In northern cities, local groups inspired at least in part by anti-Catholic (and, subsequently, anti-Columbus and anti-Italian) sentiment erected Viking statues. By no coincidence, the announcement of Yale’s acquisition of the Vinland Map just so happened to fall the day before Columbus Day in 1965. At times, the myth of Viking America might seem innocuous enough—but the story has always held the potential for exploitation by those seeking to claim the history of North America for white people.
As with almost all versions of nostalgia, false visions of the Vikings grew around a kernel of historical truth. As we explain in our new book, The Bright Ages: A New History of Medieval Europe, the people of early medieval Scandinavia (popularly called Vikings today) were constant travelers. Around the turn of the first millennium C.E., they raided the coasts of France and England, then traversed the Volga in Russia, moving south to war and trade with the peoples of the Baghdad-based Abbasid Caliphate.
Not long after the map’s “discovery,” archaeologists uncovered an 11th-century Norse settlement at L’Anse aux Meadows in Newfoundland, confirming Vikings had travel from Iceland to Greenland to the Canadian coast during that period. Now a Unesco World Heritage Site, the settlement is relatively small but was equipped for long-term occupation, boasting the remains of three dwellings, a forge, and workshops likely used for ship repairs and woodworking.
The Vikings’ presence in North America was short-lived, confined mostly to Nova Scotia and (perhaps) some surrounding regions. After island-hopping across the North Atlantic, the Norse appear to have settled down, trading and fighting with Indigenous tribes. Then, according to the two surviving medieval sagas that mention Vinland, these communities succumbed to infighting and disintegrated.
In one saga, a woman named Freydís (sister of the famed Leif Eriksson) helps defend the Viking colony by baring her breast and slapping it with a sword to scare off Indigenous rivals. In the other, the same Freydís murders several of her fellow colonists with an axe, causing the settlement to fall apart and the survivors to return to Greenland.

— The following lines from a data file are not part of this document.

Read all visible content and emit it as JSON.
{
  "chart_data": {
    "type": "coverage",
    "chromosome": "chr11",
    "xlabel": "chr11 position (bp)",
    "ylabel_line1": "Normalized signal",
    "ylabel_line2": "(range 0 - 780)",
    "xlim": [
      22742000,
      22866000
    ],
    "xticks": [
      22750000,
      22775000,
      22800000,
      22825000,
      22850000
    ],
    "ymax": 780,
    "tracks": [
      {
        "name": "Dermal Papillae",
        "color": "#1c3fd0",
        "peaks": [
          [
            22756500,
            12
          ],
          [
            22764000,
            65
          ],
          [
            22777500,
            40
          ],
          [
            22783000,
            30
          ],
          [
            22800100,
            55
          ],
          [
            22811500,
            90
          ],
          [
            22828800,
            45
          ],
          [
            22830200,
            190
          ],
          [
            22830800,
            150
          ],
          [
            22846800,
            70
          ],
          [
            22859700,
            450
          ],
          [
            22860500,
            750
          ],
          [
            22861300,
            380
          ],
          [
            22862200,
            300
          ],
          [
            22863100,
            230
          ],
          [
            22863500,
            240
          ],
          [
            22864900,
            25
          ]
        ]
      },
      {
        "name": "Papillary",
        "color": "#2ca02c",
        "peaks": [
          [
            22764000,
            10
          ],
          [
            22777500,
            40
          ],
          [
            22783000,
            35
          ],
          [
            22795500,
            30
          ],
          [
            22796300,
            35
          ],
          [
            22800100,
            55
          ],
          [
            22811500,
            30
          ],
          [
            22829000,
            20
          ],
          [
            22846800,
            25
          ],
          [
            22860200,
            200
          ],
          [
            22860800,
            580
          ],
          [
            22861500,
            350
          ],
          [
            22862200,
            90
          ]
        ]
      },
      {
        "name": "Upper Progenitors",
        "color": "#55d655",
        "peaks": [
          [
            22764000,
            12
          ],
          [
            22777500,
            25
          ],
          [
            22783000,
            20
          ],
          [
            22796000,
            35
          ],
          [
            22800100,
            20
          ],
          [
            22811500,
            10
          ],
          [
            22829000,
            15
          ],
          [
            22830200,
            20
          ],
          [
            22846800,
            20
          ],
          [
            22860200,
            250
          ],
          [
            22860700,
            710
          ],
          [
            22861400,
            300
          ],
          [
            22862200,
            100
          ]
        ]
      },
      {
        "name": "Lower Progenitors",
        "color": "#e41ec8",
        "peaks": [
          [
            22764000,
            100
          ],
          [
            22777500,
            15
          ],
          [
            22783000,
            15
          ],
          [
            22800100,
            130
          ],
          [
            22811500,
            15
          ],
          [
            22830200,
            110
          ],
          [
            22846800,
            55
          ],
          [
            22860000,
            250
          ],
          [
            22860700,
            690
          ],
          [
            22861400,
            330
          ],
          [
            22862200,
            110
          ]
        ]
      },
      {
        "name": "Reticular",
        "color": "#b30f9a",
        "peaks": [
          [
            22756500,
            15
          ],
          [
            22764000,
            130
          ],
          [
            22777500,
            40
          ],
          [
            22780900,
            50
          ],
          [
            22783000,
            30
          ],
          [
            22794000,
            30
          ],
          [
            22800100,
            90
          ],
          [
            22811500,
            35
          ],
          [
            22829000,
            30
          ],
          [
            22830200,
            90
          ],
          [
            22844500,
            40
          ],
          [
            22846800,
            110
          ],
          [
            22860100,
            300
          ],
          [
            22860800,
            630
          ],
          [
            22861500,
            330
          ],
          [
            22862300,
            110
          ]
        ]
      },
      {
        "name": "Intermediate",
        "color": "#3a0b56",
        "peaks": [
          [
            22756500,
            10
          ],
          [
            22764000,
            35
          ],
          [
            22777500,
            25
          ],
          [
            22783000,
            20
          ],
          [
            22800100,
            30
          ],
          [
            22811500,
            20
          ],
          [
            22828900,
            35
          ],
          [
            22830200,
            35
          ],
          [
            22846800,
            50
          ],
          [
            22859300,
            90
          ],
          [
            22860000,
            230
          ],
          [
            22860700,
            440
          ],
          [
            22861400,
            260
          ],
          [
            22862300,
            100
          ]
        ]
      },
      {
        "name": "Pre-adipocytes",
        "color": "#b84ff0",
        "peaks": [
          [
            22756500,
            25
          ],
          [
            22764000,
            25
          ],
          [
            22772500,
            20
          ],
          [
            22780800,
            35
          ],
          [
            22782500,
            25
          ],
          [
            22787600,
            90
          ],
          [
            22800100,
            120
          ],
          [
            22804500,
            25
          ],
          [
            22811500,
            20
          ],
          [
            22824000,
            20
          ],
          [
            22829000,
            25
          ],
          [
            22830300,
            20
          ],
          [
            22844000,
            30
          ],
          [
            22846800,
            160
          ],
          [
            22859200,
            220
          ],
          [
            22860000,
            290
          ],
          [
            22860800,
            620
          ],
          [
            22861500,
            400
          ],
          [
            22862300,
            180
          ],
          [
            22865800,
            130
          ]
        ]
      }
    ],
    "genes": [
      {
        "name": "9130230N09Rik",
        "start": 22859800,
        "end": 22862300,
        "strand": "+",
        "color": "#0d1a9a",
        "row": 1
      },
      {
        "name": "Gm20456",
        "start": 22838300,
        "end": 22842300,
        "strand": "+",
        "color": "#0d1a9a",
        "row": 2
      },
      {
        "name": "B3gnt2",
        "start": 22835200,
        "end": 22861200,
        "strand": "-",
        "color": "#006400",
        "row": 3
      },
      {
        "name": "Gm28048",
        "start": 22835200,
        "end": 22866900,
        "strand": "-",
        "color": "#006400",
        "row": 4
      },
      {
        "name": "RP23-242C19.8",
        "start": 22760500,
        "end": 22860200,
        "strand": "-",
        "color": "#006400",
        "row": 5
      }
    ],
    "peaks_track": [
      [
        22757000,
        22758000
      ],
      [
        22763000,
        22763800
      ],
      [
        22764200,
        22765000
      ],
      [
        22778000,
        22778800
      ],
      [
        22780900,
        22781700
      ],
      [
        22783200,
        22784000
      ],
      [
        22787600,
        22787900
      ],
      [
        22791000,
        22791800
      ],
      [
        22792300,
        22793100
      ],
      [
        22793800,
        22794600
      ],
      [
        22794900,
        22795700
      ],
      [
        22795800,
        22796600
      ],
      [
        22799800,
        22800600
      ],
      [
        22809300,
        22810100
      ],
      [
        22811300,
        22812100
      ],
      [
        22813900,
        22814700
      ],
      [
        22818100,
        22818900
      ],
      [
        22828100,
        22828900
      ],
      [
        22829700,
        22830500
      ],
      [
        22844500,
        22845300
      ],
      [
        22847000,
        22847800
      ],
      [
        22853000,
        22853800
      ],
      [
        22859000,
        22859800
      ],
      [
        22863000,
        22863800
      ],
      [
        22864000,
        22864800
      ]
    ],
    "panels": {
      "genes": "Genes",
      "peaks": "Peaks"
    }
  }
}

These stories aren’t the ones that inspired the Kensington Runestone or the Vinland Map. Instead, the edges of those tales were worn smooth, washed clean and repurposed in service of early 20th-century politics and culture. Desperate to minimize the role of Spaniards, Italians and Indigenous peoples, some Americans went looking in the past, determined to find themselves. Unsurprisingly, they found what they were looking for—even if it sometimes meant inventing from whole cloth the sources of the story they wanted to tell.